LLaVA-VL / LLaVA-NeXT

Apache License 2.0
2.83k stars 229 forks source link

Question regarding multi image inference - import vs demo #90

Open S-Mahoney opened 4 months ago

S-Mahoney commented 4 months ago

Hi, was just testing to see if I could reform the same results from your demo as in an import code. I was attempting to prompt two images and then ask for comparisons. The demo performs this very well with two images uploaded:

image

However, attempting to upload to images using your multi-image inference method described on your examples: https://huggingface.co/docs/transformers/en/model_doc/llava_next does not behave in the same way, plus the method you have posted when run only describes the last image (of a snowman) completely ignoring the first 2.

I was wondering the structure of a prompt required for this? Or if the public Transformers version is not up-to-date for multi-image inference?
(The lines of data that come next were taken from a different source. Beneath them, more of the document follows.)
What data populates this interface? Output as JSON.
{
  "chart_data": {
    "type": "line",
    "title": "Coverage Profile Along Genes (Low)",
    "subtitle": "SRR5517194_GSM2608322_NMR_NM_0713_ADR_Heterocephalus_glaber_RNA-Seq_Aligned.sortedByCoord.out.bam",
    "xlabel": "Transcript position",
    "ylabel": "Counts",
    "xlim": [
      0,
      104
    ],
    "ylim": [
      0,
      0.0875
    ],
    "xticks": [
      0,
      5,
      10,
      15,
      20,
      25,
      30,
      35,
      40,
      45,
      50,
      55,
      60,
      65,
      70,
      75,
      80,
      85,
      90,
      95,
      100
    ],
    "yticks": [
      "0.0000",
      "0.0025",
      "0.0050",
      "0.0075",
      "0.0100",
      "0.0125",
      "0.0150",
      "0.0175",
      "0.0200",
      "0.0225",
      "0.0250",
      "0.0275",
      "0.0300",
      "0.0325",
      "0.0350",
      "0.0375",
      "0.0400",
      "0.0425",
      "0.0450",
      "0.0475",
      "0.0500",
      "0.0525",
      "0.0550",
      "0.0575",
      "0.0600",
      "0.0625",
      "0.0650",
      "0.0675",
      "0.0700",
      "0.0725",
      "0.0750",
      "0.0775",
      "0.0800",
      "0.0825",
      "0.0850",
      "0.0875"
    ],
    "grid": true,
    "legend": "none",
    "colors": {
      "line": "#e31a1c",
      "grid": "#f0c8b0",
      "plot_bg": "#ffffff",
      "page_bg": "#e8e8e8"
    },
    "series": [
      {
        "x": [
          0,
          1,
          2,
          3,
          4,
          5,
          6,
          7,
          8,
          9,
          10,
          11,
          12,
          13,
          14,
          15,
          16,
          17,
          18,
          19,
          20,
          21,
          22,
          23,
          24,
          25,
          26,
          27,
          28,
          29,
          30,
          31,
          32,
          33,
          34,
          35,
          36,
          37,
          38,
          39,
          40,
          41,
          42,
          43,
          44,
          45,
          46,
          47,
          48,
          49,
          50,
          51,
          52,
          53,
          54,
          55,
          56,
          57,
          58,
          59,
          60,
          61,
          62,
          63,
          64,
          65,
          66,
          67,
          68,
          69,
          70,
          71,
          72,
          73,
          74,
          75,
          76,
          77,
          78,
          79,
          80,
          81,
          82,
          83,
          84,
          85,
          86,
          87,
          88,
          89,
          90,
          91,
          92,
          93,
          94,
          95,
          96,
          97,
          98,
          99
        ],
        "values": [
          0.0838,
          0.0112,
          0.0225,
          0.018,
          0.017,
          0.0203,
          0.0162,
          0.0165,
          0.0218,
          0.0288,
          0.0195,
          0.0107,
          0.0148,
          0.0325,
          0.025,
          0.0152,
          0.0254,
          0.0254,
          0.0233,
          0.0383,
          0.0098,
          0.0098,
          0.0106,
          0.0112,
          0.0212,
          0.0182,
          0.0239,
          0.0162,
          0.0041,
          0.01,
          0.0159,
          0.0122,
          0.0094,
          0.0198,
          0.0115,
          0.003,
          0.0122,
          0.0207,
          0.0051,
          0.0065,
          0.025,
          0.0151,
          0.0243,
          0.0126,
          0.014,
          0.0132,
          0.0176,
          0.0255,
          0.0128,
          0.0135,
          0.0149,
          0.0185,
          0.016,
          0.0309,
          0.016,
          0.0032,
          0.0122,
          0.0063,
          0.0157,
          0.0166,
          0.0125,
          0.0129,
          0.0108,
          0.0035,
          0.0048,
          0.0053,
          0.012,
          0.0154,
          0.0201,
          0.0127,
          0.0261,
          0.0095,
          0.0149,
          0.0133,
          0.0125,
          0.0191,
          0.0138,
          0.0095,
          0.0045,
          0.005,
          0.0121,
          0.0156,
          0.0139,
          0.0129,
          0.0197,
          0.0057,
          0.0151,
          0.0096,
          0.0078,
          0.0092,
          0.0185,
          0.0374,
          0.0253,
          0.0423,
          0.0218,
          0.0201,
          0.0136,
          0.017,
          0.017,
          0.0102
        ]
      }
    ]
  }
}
FengLi-ust commented 4 months ago

Hi, are you using the llava-next-interleave model or the original single-image model?

zihaolucky commented 4 months ago

@FengLi-ust I found similar issue. The interleave demo process multiple inputs and stack them in (img_num, 3, 384, 384),

https://github.com/LLaVA-VL/LLaVA-NeXT/blob/inference/playground/demo/interleave_demo.py#L153-L162

    image_list=[]
    for f in images_this_term:
        if is_valid_video_filename(f):
            image_list+=sample_frames(f, our_chatbot.num_frames)
        else:
            image_list.append(load_image(f))
    image_tensor = [our_chatbot.image_processor.preprocess(f, return_tensors="pt")["pixel_values"][0].half().to(our_chatbot.model.device) for f in image_list]

    image_tensor = torch.stack(image_tensor)
    image_token = DEFAULT_IMAGE_TOKEN*num_new_images

while I think it should be in anyres way with size (img_num, k, 3, 384, 384)

Did you have same problem? @S-Mahoney

FengLi-ust commented 4 months ago

Hi, (img_num, 3, 384, 384) works for our model for multi-image setting. (img_num, k, 3, 384, 384) also works for our model to process anyres single-image.